One sweet potato, a carbohydrate that's readily available in nature and constitutes real food, not only contains energy, but also B vitamins, phosphorous, magnesium, iron, copper, manganese, zinc,and chromium, the exact same nutrients that your body requires to process the sugar. Generally when foods are eaten in their natural form they provide the micronutrients that are required to metabolize their macronutrients. Pretty convenient!
Your Immune System
Refined sugars in your blood decrease the ability of your white blood cells to respond to the pathogens that can make you sick. Studies have shown that these immune cells had a significantly decreased ability to kill things like viruses or bacteria following sugar consumption when compared with their ability during fasting.
Decreased nutrients and suppression of the immune system doesn’t just mean you feel lousy or get a cold, it also means that you are much more likely to develop a chronic disease or long-term condition. Diets high in refined sugar have been shown to increase risks of heart disease, dementia, and cancer.
Energy and Sleep
If you’re consistently eating something that steals energy from your cells, your body won’t have energy to use which leads to fatigue and decreased energy levels. When you are eating a diet high in refined carbs and sugar you can develop problems regulating your blood sugar, which can cause a blood sugar crash and the accompanying by brain fog, dizziness, and fatigue.
While we sleep our bodies need to burn fat in order to provide us with a steady amount of energy during our 8-10 hours of sleep and no food (if you're not getting 8-10 hours...read this post about why that matters). When you are eating a diet high in refined carbs it is difficult for your body to switch from sugar burning to fat burning. This leads to interrupted sleep or insomnia. As if that wasn't bad enough, lack of sleep increases your risk for insulin resistance, diabetes, and obesity, and leads to an increase in hunger and cravings. Sounds like a vicious and never ending cycle to me!

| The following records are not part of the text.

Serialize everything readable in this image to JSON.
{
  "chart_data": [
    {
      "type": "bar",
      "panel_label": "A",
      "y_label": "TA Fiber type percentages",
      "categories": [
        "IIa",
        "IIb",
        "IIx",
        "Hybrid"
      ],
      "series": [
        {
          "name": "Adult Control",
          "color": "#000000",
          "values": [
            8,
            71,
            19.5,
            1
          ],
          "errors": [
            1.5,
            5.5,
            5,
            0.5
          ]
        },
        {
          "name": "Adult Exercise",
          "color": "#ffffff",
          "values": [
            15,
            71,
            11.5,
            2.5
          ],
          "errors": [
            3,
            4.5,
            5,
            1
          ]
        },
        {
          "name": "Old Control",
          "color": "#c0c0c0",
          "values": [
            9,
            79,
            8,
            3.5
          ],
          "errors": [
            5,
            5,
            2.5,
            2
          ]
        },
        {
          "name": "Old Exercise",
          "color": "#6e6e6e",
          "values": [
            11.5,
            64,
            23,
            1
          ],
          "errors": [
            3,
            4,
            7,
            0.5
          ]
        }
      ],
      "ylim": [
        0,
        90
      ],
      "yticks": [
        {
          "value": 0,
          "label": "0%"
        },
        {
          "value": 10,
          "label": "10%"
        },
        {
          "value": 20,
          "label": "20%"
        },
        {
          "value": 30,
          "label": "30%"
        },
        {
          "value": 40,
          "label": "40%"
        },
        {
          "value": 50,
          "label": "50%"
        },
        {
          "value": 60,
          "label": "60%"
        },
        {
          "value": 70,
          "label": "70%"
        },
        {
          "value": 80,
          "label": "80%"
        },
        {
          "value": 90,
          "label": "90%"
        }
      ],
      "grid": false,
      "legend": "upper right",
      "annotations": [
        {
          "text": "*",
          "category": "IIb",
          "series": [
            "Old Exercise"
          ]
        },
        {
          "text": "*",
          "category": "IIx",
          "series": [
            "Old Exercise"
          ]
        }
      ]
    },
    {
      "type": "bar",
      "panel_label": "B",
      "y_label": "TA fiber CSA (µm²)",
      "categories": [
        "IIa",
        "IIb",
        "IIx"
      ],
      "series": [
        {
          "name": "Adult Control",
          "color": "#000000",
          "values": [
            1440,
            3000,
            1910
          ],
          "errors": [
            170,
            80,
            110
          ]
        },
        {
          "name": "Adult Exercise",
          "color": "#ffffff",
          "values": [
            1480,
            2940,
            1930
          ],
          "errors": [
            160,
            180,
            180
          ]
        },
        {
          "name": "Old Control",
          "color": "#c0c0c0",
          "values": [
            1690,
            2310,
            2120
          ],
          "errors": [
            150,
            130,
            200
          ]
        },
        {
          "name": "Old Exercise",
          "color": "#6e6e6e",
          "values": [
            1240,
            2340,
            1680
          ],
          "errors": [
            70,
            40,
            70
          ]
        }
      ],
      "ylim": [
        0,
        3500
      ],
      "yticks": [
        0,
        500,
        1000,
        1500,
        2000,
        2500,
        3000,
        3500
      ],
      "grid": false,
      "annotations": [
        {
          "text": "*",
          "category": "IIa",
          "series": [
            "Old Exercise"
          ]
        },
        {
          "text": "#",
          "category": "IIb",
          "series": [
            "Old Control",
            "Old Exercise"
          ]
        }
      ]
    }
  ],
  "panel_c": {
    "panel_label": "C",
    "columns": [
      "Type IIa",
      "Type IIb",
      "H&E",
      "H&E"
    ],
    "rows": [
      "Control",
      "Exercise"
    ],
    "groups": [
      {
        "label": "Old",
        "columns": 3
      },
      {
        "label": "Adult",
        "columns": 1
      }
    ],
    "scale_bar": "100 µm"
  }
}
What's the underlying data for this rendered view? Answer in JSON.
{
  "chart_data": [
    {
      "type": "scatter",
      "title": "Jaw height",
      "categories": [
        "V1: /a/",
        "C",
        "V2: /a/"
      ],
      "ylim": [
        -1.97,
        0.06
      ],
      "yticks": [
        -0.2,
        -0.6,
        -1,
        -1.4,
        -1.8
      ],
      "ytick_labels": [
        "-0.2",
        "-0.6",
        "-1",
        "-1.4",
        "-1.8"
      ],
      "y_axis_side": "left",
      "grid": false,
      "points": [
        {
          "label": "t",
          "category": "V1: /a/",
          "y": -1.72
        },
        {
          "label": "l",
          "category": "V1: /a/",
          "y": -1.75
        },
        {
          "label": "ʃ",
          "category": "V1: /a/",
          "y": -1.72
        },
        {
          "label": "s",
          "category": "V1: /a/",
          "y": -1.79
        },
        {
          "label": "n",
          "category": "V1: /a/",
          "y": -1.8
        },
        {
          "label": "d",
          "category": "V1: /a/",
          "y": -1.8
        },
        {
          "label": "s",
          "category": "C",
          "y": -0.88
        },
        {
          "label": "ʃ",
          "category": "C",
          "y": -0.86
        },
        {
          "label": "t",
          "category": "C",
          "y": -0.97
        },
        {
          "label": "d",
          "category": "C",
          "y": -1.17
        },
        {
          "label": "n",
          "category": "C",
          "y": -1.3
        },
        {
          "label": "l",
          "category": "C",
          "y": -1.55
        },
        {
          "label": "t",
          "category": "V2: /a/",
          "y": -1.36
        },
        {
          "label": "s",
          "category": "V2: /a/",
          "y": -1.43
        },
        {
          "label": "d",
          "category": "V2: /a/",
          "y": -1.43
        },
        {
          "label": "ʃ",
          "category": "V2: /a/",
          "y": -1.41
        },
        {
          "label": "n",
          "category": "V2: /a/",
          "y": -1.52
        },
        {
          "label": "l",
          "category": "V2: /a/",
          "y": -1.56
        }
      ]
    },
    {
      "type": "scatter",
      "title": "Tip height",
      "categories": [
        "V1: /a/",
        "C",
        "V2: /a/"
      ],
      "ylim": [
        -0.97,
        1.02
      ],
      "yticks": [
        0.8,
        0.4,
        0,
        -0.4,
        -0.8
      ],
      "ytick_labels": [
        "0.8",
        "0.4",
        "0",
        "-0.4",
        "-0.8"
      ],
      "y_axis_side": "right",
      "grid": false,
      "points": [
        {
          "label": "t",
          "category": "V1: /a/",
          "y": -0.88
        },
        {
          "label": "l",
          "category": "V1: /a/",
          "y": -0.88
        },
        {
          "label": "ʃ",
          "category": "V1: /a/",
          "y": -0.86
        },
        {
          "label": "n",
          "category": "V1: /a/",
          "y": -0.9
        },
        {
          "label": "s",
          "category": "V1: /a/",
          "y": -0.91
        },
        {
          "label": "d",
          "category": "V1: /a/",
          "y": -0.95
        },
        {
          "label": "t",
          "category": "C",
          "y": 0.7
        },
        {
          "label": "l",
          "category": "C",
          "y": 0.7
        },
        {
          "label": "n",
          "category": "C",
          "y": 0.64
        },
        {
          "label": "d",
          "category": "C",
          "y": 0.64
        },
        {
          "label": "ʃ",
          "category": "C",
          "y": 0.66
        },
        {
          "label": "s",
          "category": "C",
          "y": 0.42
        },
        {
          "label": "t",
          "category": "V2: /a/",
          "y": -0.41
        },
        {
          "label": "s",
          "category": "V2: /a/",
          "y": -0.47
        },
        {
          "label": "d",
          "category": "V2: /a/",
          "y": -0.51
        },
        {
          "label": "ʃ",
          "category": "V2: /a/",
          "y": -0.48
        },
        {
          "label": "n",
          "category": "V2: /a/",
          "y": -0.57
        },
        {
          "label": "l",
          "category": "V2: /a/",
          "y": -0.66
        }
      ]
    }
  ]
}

Diets high in refined sugar and carbohydrates cause inflammation. Unfortunately, this kind of inflammation can't be felt but still causes damage to your cells, brain, nerve tissue, and blood vessels. This kind of inflammation can be extremely detrimental to your athletic performance and your recovery. Chronic inflammation is now considered to be the main contributor to most of the chronic conditions that Americans suffer from.
If you've ever stopped eating refined carbohydrates for a week or so and suddenly felt better (after you got over the "flu" you can get while your body tries to switch from being a sugar burner to a fat burner) the reason you felt better was due to a decrease in systemic inflammation!